13La formule relève d’une innovation conceptuelle visant à unifier, jusque dans l’accord du nombre14, des catégories nominatives historiques et régionales, à la fois sociales et identitaires : les indigènes pour les peuples autochtones des Basses Terres, les originaires pour ceux des Hautes Terres et les paysans pour un ensemble diffus de petits cultivateurs revendiquant une certaine amérindianité15. Les concepts d’ethnicité, de « race » et de classe ont toujours été étroitement liés en Amérique latine. Mais de manière générale, les organisations autochtones et les syndicats paysans se distinguent par leurs modes d’organisation et leurs plates-formes revendicatives malgré une solidarité réciproque régulière et des demandes communes (voir encadré suivant).
14Si cette catégorie constitutionnelle de nations et peuples indigène-originaire-paysans résulte d’une suite de glissements sémantiques liés à des périodes de l’histoire bolivienne16 et voit le jour dans une conjoncture très particulière qui est l’Assemblée constituante (2006-2008), celle-ci n’a d’autre sens commun que celui de « peuples autochtones » usité au niveau international. Dans la Constitution bolivienne, ce qui unit les indigènes, les originaires et les paysans, c’est leur existence précoloniale au nom de laquelle des droits collectifs spécifiques leur sont reconnus pour tenter d’atténuer les principales conséquences d’une marginalisation historique des peuples colonisés que sont le racisme persistant, la discrimination permanente, la dépossession, l’assimilation et l’acculturation. Ce qui semble important de souligner ici, c’est que le principe unificateur proposé renvoie à une expérience historique (la colonisation) et à ses effets (la colonialité) et non à la mise en avant immédiate et primordiale d’une différence socioculturelle ou civilisationnelle.
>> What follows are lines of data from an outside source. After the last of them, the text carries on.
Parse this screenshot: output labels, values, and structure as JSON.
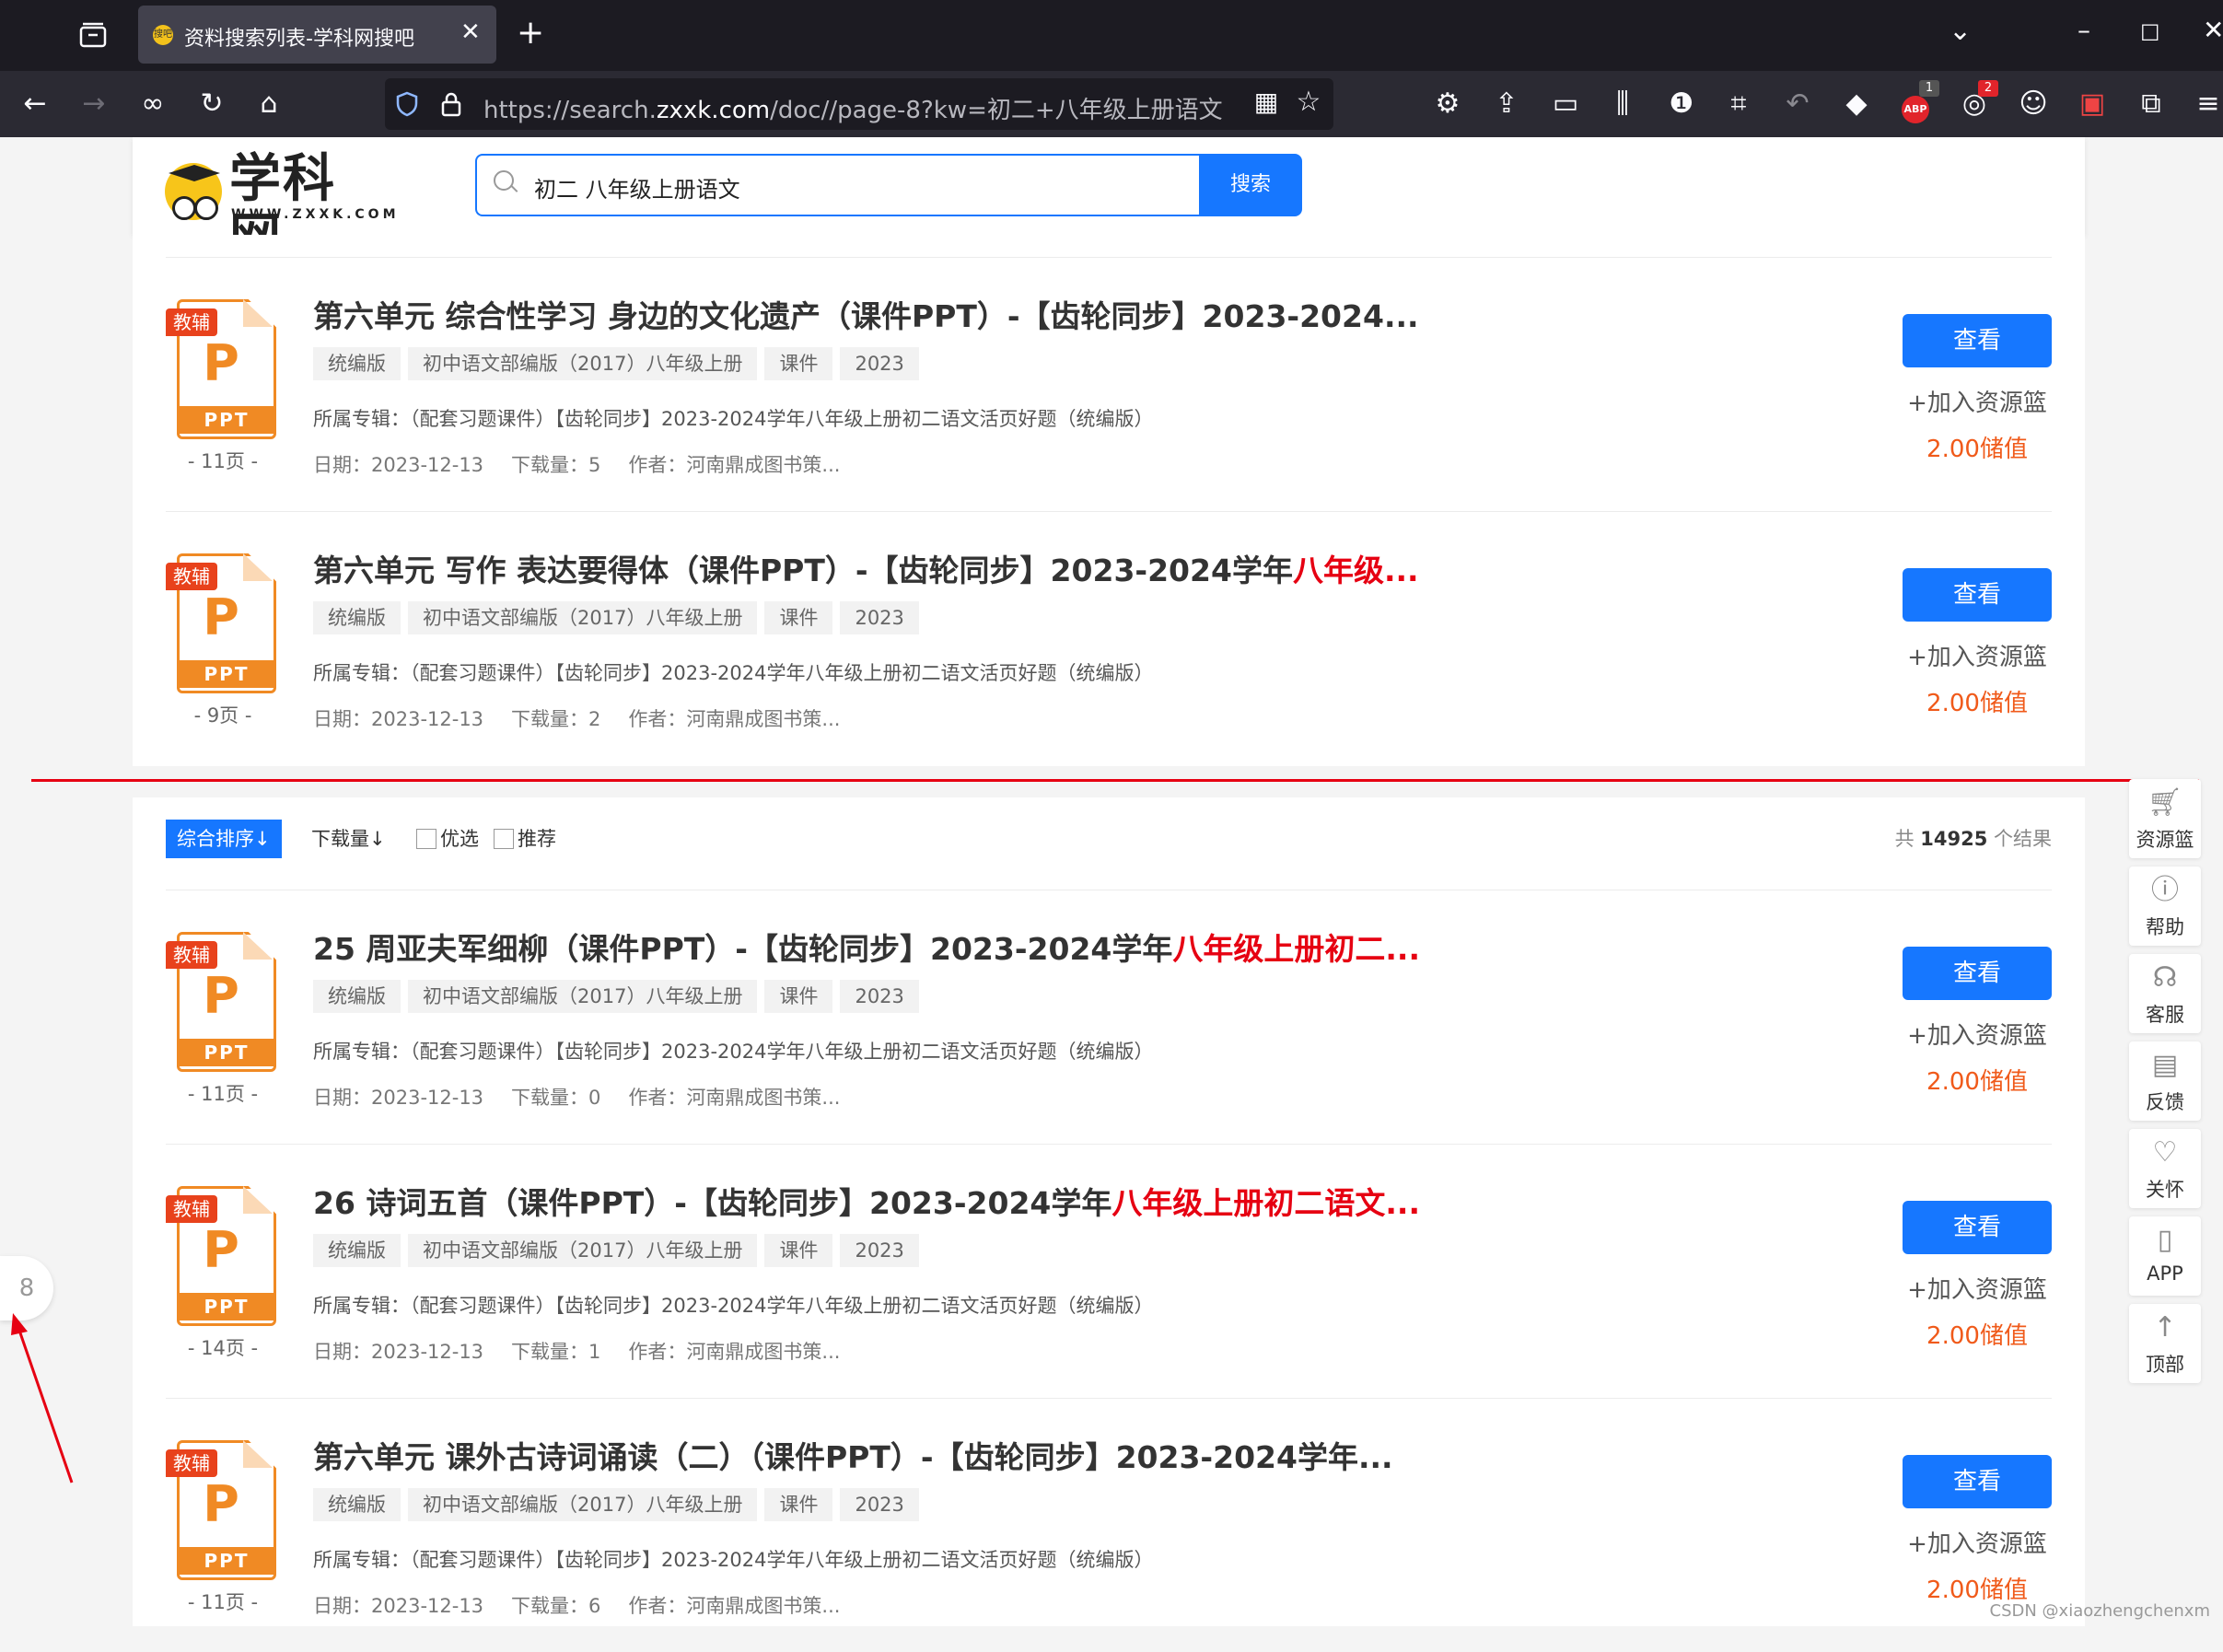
{
  "browser": {
    "tab_title": "资料搜索列表-学科网搜吧",
    "tab_favicon_text": "搜吧",
    "new_tab_label": "+",
    "url_prefix": "https://search.",
    "url_host": "zxxk.com",
    "url_rest": "/doc//page-8?kw=初二+八年级上册语文",
    "extension_badges": {
      "abp": "1",
      "ext2": "2"
    }
  },
  "header": {
    "logo_text": "学科网",
    "logo_sub": "WWW.ZXXK.COM",
    "search_value": "初二 八年级上册语文",
    "search_button": "搜索"
  },
  "results_top": [
    {
      "tag": "教辅",
      "filetype": "PPT",
      "pages": "- 11页 -",
      "title_plain": "第六单元 综合性学习 身边的文化遗产（课件PPT）-【齿轮同步】2023-2024...",
      "title_hl": "",
      "tags": [
        "统编版",
        "初中语文部编版（2017）八年级上册",
        "课件",
        "2023"
      ],
      "album": "所属专辑：（配套习题课件）【齿轮同步】2023-2024学年八年级上册初二语文活页好题（统编版）",
      "date": "日期：2023-12-13",
      "downloads": "下载量：5",
      "author": "作者：河南鼎成图书策...",
      "view": "查看",
      "add": "+加入资源篮",
      "price": "2.00储值"
    },
    {
      "tag": "教辅",
      "filetype": "PPT",
      "pages": "- 9页 -",
      "title_plain": "第六单元 写作 表达要得体（课件PPT）-【齿轮同步】2023-2024学年",
      "title_hl": "八年级...",
      "tags": [
        "统编版",
        "初中语文部编版（2017）八年级上册",
        "课件",
        "2023"
      ],
      "album": "所属专辑：（配套习题课件）【齿轮同步】2023-2024学年八年级上册初二语文活页好题（统编版）",
      "date": "日期：2023-12-13",
      "downloads": "下载量：2",
      "author": "作者：河南鼎成图书策...",
      "view": "查看",
      "add": "+加入资源篮",
      "price": "2.00储值"
    }
  ],
  "sort": {
    "active": "综合排序↓",
    "downloads": "下载量↓",
    "check1": "优选",
    "check2": "推荐",
    "count_prefix": "共",
    "count_value": "14925",
    "count_suffix": "个结果"
  },
  "results_bottom": [
    {
      "tag": "教辅",
      "filetype": "PPT",
      "pages": "- 11页 -",
      "title_plain": "25 周亚夫军细柳（课件PPT）-【齿轮同步】2023-2024学年",
      "title_hl": "八年级上册初二...",
      "tags": [
        "统编版",
        "初中语文部编版（2017）八年级上册",
        "课件",
        "2023"
      ],
      "album": "所属专辑：（配套习题课件）【齿轮同步】2023-2024学年八年级上册初二语文活页好题（统编版）",
      "date": "日期：2023-12-13",
      "downloads": "下载量：0",
      "author": "作者：河南鼎成图书策...",
      "view": "查看",
      "add": "+加入资源篮",
      "price": "2.00储值"
    },
    {
      "tag": "教辅",
      "filetype": "PPT",
      "pages": "- 14页 -",
      "title_plain": "26 诗词五首（课件PPT）-【齿轮同步】2023-2024学年",
      "title_hl": "八年级上册初二语文...",
      "tags": [
        "统编版",
        "初中语文部编版（2017）八年级上册",
        "课件",
        "2023"
      ],
      "album": "所属专辑：（配套习题课件）【齿轮同步】2023-2024学年八年级上册初二语文活页好题（统编版）",
      "date": "日期：2023-12-13",
      "downloads": "下载量：1",
      "author": "作者：河南鼎成图书策...",
      "view": "查看",
      "add": "+加入资源篮",
      "price": "2.00储值"
    },
    {
      "tag": "教辅",
      "filetype": "PPT",
      "pages": "- 11页 -",
      "title_plain": "第六单元 课外古诗词诵读（二）（课件PPT）-【齿轮同步】2023-2024学年...",
      "title_hl": "",
      "tags": [
        "统编版",
        "初中语文部编版（2017）八年级上册",
        "课件",
        "2023"
      ],
      "album": "所属专辑：（配套习题课件）【齿轮同步】2023-2024学年八年级上册初二语文活页好题（统编版）",
      "date": "日期：2023-12-13",
      "downloads": "下载量：6",
      "author": "作者：河南鼎成图书策...",
      "view": "查看",
      "add": "+加入资源篮",
      "price": "2.00储值"
    }
  ],
  "rail": [
    {
      "label": "资源篮",
      "icon": "cart-icon"
    },
    {
      "label": "帮助",
      "icon": "help-icon"
    },
    {
      "label": "客服",
      "icon": "headset-icon"
    },
    {
      "label": "反馈",
      "icon": "feedback-icon"
    },
    {
      "label": "关怀",
      "icon": "care-icon"
    },
    {
      "label": "APP",
      "icon": "phone-icon"
    },
    {
      "label": "顶部",
      "icon": "arrow-up-icon"
    }
  ],
  "page_indicator": "8",
  "watermark": "CSDN @xiaozhengchenxm",
  "colors": {
    "primary": "#1677ff",
    "highlight": "#e60012",
    "price": "#f05a1a",
    "ppt": "#f08a24"
  }
}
Encadré no 8. Paysans et autochtones, la fragmentation du monde rural bolivien
À l’instar de toute forme d’identité collective, celle des groupes ruraux boliviens ne peut se comprendre que dans une « subjectivité située », c’est-à-dire dans une dynamique à la fois interactionnelle, situationnelle et contextuelle prenant en compte l’hybridité des représentations. Les catégories et identités de « paysans » et d’« autochtones » renvoient à une division tant spatiale que sociale du monde rural, reposant sur des processus historiques précis et distincts, à partir desquels se construisent différentes idéologies, formes d’organisation et représentations du monde. Les organisations paysannes et autochtones se distinguent par les conditions historiques et les rapports de domination dans lesquels elles ont émergé. Leur relation s’établit aujourd’hui dans un rapport de rivalité, chaque groupe construisant son identité collective et organisationnelle à la fois dans son rapport à l’État et en opposition à l’organisation concurrente. Ces organisations n’émergent pas indépendamment les unes des autres, et encore moins de l’État. Elles sont en effet étroitement associées aux nominations officielles de ce dernier : Indiens sous la colonisation espagnole, indigènes sous la République au xixe siècle, paysanne à partir de la révolution de 1952, autochtone à partir des droits reconnus au niveau international. Ces catégories nominatives font l’objet d’une réappropriation par les groupes concernés dans leurs stratégies de mobilisation et de différenciation, alors que de nouvelles catégories sont créées comme celle d’« originaire », dans les Andes au cours des années 1980, afin de se distinguer des termes « paysans » et « indigènes » jugés péjoratifs, car émanant de la société dominante.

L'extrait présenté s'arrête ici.